One of the driving forces behind this growth, according to Mike Smits, co-founder, uKheshe, a microtransaction platform, is the unbanked: “Mastercard reports that while around 1.2bn adults opened bank accounts for the first time over the past decade, 1.7bn remain outside the formal banking sector worldwide. Our challenge, as a continent, is to reach these “unbanked” individuals and better understand, as financial service providers, why they opt to stay in the informal sector.”

Smits says that since launching uKheshe 10 months ago, the plight for financial inclusion has become glaringly obvious: “While progress has been made in terms of mobile money, it’s become imperative that we move beyond that and look into digital payment solutions. What we have realised is that financial inclusion is not just about technology disruption, but more about solving greater economic problems.”

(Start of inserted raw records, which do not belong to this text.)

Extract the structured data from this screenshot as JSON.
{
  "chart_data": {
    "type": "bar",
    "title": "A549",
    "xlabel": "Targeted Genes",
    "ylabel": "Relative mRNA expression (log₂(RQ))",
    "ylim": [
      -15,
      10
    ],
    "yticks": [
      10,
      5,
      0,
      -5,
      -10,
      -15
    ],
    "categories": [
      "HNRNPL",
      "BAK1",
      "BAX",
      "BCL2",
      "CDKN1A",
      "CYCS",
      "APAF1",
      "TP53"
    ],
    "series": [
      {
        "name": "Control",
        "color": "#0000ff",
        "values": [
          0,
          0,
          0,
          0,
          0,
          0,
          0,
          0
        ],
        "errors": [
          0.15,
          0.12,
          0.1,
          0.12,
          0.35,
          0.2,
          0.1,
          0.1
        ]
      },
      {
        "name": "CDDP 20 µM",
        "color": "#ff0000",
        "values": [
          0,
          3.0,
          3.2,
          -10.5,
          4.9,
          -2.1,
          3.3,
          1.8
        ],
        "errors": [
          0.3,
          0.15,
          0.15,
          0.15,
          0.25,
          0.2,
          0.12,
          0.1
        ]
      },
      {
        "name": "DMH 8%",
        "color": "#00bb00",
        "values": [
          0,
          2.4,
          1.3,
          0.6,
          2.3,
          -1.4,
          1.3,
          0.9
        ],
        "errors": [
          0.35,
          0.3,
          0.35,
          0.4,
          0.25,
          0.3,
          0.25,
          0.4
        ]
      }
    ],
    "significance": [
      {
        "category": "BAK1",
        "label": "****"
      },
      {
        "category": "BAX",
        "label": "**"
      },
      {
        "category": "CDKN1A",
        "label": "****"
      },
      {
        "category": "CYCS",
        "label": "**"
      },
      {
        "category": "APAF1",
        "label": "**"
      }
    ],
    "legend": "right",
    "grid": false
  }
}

He says that consumers need simpler, more cost-effective ways to do simple tasks such as sending or receiving money and buying airtime as examples. Of course, financial inclusion goes beyond consumers and plays a far greater role in the lives of small-scale entrepreneurs: “The gains for these informal merchants is significant, bringing income for the community at large. We have seen this as so many of our users have trebled their businesses since using our platform to trade,” says Smits.

It’s ultimately about inclusive economic growth and how digital financial services can play a major role in the increase of financial inclusion in Africa.  With an ever-growing mobile base, Sub-Saharan Africa has the potential to lead the way, while also creating widespread economic prosperity.